Vibrations ambiantes et analyse modale

Historique 

Vibrations ambiantes et forcées

On doit les premiers enregistrements de vibrations de structures de génie civil au célèbre sismologue japonais Fusakichi Omori au début du XXe siècle. Il enregistre des séismes dans des structures en maçonnerie entre 1900 et 1908, ainsi que les vibrations de tours et de cheminées de 1902 à 1921. Son objectif est alors de trouver les formes à donner aux structures pour résister aux séismes. Les publications concernant ses travaux constitueraient un ouvrage de 700 pages (Davison, 1924). Il a particulièrement étudié le Marunouchi Building de Tokyo pour lequel il a réalisé des mesures de vibrations ambiantes pendant la construction, après le séisme du 26 avril 1922 et pendant les travaux de réhabilitation (Omori, 1922). Dès lors, d’autres auteurs reprennent ce thème, au Japon comme Ishimoto et Takahasi (1929) (qui publient en français !), puis aux Etats-Unis (Byerly et al., 1931). Les travaux publiés dans le Bulletin of the Earthquake Research Institute (ERI) de Tokyo, créé en 1926, et le Bulletin of the Seismological Society of America (BSSA), créé en 1911, ont à l’époque une portée mondiale encore réelle aujourd’hui. Compte tenu de la faible probabilité d’enregistrer un séisme, les sismologues et les ingénieurs enregistrent donc des vibrations ambiantes. Ces premiers enregistrements correspondent également à la multiplication des structures de grande hauteur dans les villes (l’Empire State Building, 381 m de haut, a été construit en 1931) et à la nécessité de comprendre leur dynamique.

Les premiers travaux d’ampleur sur l’analyse des vibrations des structures de génie civil ont été réalisés dans le cadre du programme de vibrations de l’US Coast and Geodetic Survey, qui a fait suite au séisme de Long Beach de 1933, coordonné par Dean Carder en 1934-35 (Carder, 1936a,b).
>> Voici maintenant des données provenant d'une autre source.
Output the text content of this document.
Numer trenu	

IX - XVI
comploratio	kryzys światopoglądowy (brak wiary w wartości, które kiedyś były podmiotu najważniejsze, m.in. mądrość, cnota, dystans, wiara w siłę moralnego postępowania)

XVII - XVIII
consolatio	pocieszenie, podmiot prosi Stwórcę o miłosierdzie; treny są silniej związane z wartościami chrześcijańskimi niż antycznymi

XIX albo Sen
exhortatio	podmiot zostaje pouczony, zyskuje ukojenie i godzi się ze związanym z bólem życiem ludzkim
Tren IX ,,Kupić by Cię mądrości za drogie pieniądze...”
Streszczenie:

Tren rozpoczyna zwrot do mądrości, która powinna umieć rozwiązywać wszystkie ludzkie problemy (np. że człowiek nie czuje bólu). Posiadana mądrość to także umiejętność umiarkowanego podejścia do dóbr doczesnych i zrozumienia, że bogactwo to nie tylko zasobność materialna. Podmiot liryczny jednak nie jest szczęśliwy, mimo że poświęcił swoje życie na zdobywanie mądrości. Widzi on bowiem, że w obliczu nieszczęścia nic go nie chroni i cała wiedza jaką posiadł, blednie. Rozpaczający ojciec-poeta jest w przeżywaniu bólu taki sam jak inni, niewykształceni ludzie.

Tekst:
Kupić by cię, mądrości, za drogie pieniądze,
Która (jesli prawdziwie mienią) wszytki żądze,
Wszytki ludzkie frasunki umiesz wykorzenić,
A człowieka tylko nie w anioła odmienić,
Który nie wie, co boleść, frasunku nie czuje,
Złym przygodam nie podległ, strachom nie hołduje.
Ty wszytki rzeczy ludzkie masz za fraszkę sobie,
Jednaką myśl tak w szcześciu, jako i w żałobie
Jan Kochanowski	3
Les travaux de Carder se rapportent à des enregistrements de vibrations ambiantes dans 336 bâtiments californiens (et 7 dans le Montana) en 50 mois, c’est-à-dire une opération titanesque quand on imagine les moyens d’enregistrement de l’époque (fig. 1.1). Carder teste des configurations complexes : il réalise des mesures pendant la construction pour voir l’évolution de la fréquence et des enregistrements simultanés à plusieurs étages pour déterminer la déformée modale (fig. 1.2). Il étudie l’interaction entre des bâtiments mitoyens et entre les ailes d’un même bâtiment, il discute le problème de la torsion et observe une augmentation de période après endommagement par un séisme. . . le tout sans une seule transformée de Fourier ! En effet toutes les périodes de vibrations sont déterminées directement sur les sismogrammes. Ces enregistrements vont servir de base aux formules empiriques donnant la période de vibration des structures en fonction de leurs dimensions que l’on trouve dans les codes parasismiques, notamment aux Etats-Unis (Housner et Brady, 1963). Il s’intéresse également à cette époque aux châteaux d’eau en acier (Carder, 1936c) et aux ponts de San Fransisco (Carder, 1937) pour estimer les risques de mise en résonance et donc de ruine par des tremblements de terre. Dans le même cadre, Blume (1935) imagine une machine rotative permettant de forcer les vibrations des structures. En effet, mettre les structures en vibrations forcées permet d’obtenir un signal contrôlable et plus facile à enregistrer mais aussi de se rapprocher des amplitudes atteintes lors des mouvements forts, même si la sollicitation a lieu par le haut et non par le bas.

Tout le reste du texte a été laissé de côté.